My hope is that this meeting encompassing retina, glaucoma, ocular plastics, cataract refractive anterior segment, offers a look at the latest updates, whether that’s in genetic research, IOL technology, laser technology with refractive surgery, the latest drugs used in the world of thyroid eye disease, my hope is that we have the latest clinical updates here present for you guys. We have latest technological advancements being discussed as well, but it’s in the title of the meeting: Controversies in Modern Eye Care and so we’re not shying away from controversies. There’s pros and cons to everything. Every surgery has risks and benefits and I hope that people walk away from this feeling enriched, like they have a better understanding of what the latest offerings are for patients. Because ultimately, the better we all understand what’s going on at any given moment in time when it comes to clinical care, the better we’re going to be able to educate and talk to our patients.
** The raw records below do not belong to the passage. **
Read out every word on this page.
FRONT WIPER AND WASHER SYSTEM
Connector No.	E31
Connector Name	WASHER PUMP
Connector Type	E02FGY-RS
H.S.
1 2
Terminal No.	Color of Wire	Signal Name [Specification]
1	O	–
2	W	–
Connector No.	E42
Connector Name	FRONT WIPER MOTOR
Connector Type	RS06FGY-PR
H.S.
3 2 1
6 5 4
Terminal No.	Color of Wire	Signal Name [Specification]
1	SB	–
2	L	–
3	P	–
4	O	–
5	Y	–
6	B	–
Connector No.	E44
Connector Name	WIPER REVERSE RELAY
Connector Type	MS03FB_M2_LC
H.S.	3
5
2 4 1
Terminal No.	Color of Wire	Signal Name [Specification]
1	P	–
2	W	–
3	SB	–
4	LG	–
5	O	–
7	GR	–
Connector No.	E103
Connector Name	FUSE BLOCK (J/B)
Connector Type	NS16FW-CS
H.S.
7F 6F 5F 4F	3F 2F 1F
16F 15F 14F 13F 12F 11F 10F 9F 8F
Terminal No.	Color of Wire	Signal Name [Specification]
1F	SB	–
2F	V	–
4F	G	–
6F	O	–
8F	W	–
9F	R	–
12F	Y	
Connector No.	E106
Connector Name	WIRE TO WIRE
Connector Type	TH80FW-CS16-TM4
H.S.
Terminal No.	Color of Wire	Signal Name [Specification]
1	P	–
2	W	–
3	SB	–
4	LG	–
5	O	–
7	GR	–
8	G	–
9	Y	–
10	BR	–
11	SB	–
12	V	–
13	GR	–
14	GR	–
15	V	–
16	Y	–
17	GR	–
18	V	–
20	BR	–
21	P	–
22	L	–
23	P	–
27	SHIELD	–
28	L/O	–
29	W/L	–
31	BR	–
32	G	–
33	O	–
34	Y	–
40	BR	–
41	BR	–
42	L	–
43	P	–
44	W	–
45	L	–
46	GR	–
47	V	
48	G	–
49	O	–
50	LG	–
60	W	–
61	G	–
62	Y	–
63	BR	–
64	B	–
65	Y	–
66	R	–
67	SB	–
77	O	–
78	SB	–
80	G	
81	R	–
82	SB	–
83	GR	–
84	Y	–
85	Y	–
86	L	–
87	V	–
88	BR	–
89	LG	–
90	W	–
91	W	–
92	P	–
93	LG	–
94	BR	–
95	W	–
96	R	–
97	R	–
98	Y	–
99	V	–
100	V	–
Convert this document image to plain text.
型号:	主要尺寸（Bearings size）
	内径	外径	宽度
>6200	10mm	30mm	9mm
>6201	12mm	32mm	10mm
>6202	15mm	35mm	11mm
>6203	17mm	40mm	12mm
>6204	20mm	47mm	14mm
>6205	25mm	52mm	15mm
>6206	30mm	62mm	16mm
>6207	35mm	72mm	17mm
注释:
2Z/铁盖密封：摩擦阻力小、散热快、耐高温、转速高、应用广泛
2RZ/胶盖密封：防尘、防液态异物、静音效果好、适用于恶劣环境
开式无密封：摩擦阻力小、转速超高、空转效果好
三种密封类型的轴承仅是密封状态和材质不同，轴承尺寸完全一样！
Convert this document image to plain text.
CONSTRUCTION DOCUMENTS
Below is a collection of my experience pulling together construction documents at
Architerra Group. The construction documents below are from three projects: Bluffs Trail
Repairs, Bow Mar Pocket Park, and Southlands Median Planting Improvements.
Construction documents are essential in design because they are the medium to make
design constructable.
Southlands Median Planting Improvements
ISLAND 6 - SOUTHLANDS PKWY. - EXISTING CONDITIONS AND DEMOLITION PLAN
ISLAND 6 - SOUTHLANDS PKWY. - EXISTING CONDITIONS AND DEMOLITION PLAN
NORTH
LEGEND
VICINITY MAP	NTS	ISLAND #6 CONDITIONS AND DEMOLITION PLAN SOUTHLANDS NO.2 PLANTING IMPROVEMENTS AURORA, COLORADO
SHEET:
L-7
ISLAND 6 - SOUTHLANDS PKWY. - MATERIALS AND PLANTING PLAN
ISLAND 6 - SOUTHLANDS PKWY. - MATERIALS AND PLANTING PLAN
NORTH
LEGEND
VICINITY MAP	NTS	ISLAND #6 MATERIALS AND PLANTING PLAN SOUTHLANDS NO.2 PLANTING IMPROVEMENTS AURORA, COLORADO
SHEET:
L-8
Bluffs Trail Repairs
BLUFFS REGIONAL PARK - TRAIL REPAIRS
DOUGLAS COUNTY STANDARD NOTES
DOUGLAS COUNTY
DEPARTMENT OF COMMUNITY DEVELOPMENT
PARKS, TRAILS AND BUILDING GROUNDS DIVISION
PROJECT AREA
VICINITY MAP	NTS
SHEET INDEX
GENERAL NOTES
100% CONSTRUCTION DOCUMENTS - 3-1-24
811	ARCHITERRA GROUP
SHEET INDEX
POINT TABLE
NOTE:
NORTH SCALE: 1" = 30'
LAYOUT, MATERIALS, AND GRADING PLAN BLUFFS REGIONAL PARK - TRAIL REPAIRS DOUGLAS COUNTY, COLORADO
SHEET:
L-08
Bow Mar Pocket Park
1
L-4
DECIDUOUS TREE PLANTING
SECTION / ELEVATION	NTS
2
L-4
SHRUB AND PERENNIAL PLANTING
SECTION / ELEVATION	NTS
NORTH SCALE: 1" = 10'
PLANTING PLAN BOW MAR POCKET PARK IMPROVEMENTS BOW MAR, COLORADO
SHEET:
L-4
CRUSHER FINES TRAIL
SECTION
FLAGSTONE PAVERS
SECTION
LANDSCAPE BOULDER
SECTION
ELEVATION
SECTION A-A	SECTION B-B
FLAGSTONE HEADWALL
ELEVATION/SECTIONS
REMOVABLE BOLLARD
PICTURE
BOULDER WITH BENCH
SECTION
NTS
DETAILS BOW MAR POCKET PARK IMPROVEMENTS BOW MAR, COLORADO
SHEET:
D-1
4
And I think this meeting is very unique in that regard. We don’t shy away from controversy. There’s discussion between the audience and people on stage. There’s people tuning in virtually submitting questions. There’s no stone left unturned. Any questions are being addressed. So I just hope this provides a rich and meaningful look at what’s up and coming in ophthalmology and optometry, a glimpse at how collaborative eye care truly takes place, and hopefully just a marker every year where people want to come back year on year end because they know they’re really getting good material and value out in the meeting.